We doubt that the legislature ever intended that a person could be placed on probation and then, years later, if the probation *112 failed, be subjected to the provisions of the habitual offender statute. In fact, the findings required to order probation are precisely opposite to the findings required to invoke the habitual offender statute. The purpose of habitualization is to protect society against habitual offenders. Snowden v. State, 449 So. 2d 332 (Fla. 5th DCA 1984); § 775.084(4)(a), Fla. Stat. (1987). Probation, on the other hand, may only be imposed if it appears to the court that the defendant is not likely again to engage in a criminal course of conduct and that the ends of justice and the welfare of society do not require that the defendant presently suffer the penalty imposed by law. § 948.01(3), Fla. Stat. (1987). Indeed, in Shead v. State, 367 So. 2d 264, 267 (Fla. 3d DCA 1979), the court noted that the required findings under the habitual offender statute and the probation statute are "inconsistent and mutually exclusive." Nevertheless, in Zambuto v. State, 413 So. 2d 461 (Fla. 4th DCA 1982), which was not cited to us in the briefs, this court held that the rule which requires any trial court which accepts a guilty plea to advise the defendant of the maximum possible penalty provided by law, does not require the trial court to advise the defendant of every collateral consequence flowing from the plea. In Zambuto, the defendant pled guilty, was placed on five years probation, violated it, and had his probation revoked. The state then filed a notice of intent to seek an enhanced penalty under the habitual offender statute. We held that the enhanced penalty provision of section 775.084, Florida Statute (1979) is a collateral consequence of a plea and affirmed the sentence of an enhanced penalty. Further authority for affirmance here is State v. Payne, 404 So. 2d 1055 (Fla. 1981), which held that upon revocation of probation, a defendant may be sentenced to any term which might have originally been imposed, regardless of whether the term of the second sentence exceeds that of the first, without violating double jeopardy. We, therefore, would have affirmed based on the foregoing. Nevertheless, we certify the following question:
MAY THE HABITUAL OFFENDER STATUTE BE APPLIED TO A DEFENDANT WHO WAS ORIGINALLY SUBJECT TO THE STATUTE BUT WAS INSTEAD PLACED ON PROBATION AND WHOSE PROBATION WAS LATER REVOKED?

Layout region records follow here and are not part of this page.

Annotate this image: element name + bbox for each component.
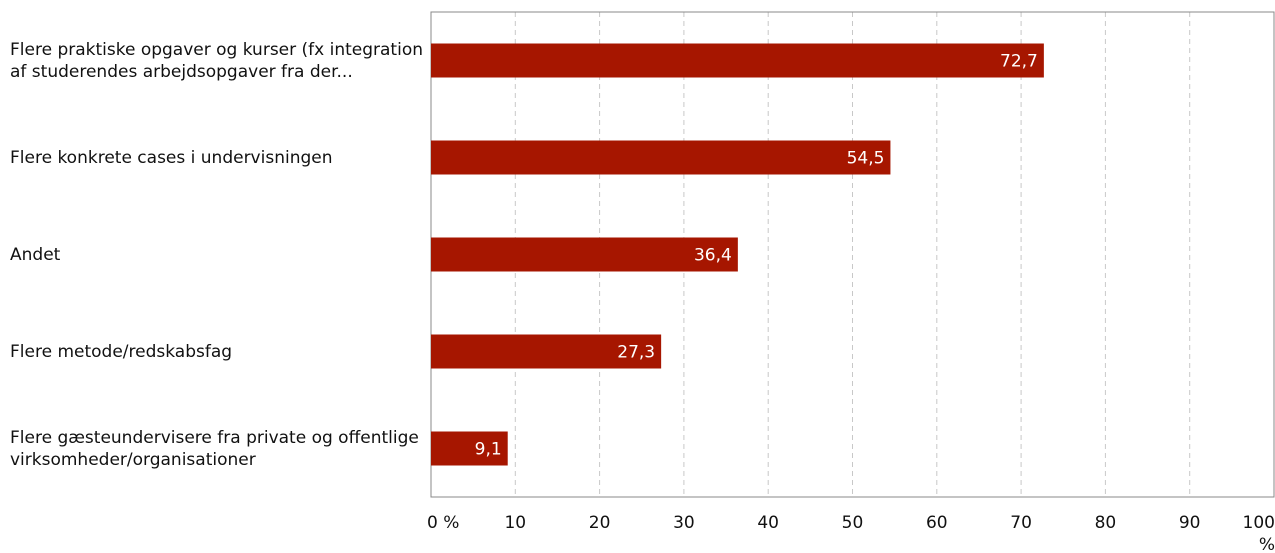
x-tick-label: 100 % <box>1242 513 1275 553</box>
x-tick-label: 80 <box>1094 513 1117 533</box>
value-label: 54,5 <box>847 149 885 169</box>
category-label: Flere praktiske opgaver og kurser (fx in… <box>10 39 423 82</box>
x-tick-label: 0 % <box>427 513 460 533</box>
x-tick-label: 30 <box>673 513 695 533</box>
bar <box>431 43 1044 78</box>
x-tick-label: 60 <box>925 513 948 533</box>
value-label: 9,1 <box>475 440 502 460</box>
category-label: Andet <box>10 244 61 265</box>
bar <box>431 140 891 175</box>
x-tick-label: 40 <box>757 513 779 533</box>
bar <box>431 431 508 466</box>
x-tick-label: 90 <box>1178 513 1201 533</box>
value-label: 36,4 <box>694 246 732 266</box>
x-tick-label: 10 <box>504 513 527 533</box>
category-label: Flere metode/redskabsfag <box>10 341 233 362</box>
x-tick-label: 70 <box>1010 513 1032 533</box>
category-label: Flere gæsteundervisere fra private og of… <box>10 427 419 470</box>
value-label: 27,3 <box>617 343 655 363</box>
x-tick-label: 50 <box>841 513 864 533</box>
bar <box>431 334 662 369</box>
value-label: 72,7 <box>1000 52 1038 72</box>
bar <box>431 237 738 272</box>
category-label: Flere konkrete cases i undervisningen <box>10 147 333 168</box>
x-tick-label: 20 <box>588 513 611 533</box>
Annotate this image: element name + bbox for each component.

However, the above may all be rendered irrelevant in this particular case because of our supreme court's very recent opinion in Lambert v. State, 545 So. 2d 838 (Fla. 1989), wherein the court "receded" from State v. Pentaude, 500 So. 2d 526 (Fla. 1987), by holding that upon a violation of probation, no further increase or departure is permitted for any reason. Under this holding, the trial court's departure for the egregiousness of the appellant's violation of probation would be error. The court would thus be restricted to imposing the original guidelines sentence (with the one cell increase permitted by Florida Rules of Criminal Procedure 3.701(d)(14) of five and one-half years to seven years). A statutory maximum of 30 years under the habitualization statute instead of 20 years would be of no import. We, therefore, feel compelled to reverse and remand for entry of a sentence within the original guidelines range, without aggravation.
REVERSED AND REMANDED.
GARRETT, J., concurs.
ANSTEAD, J., concurs in conclusion only.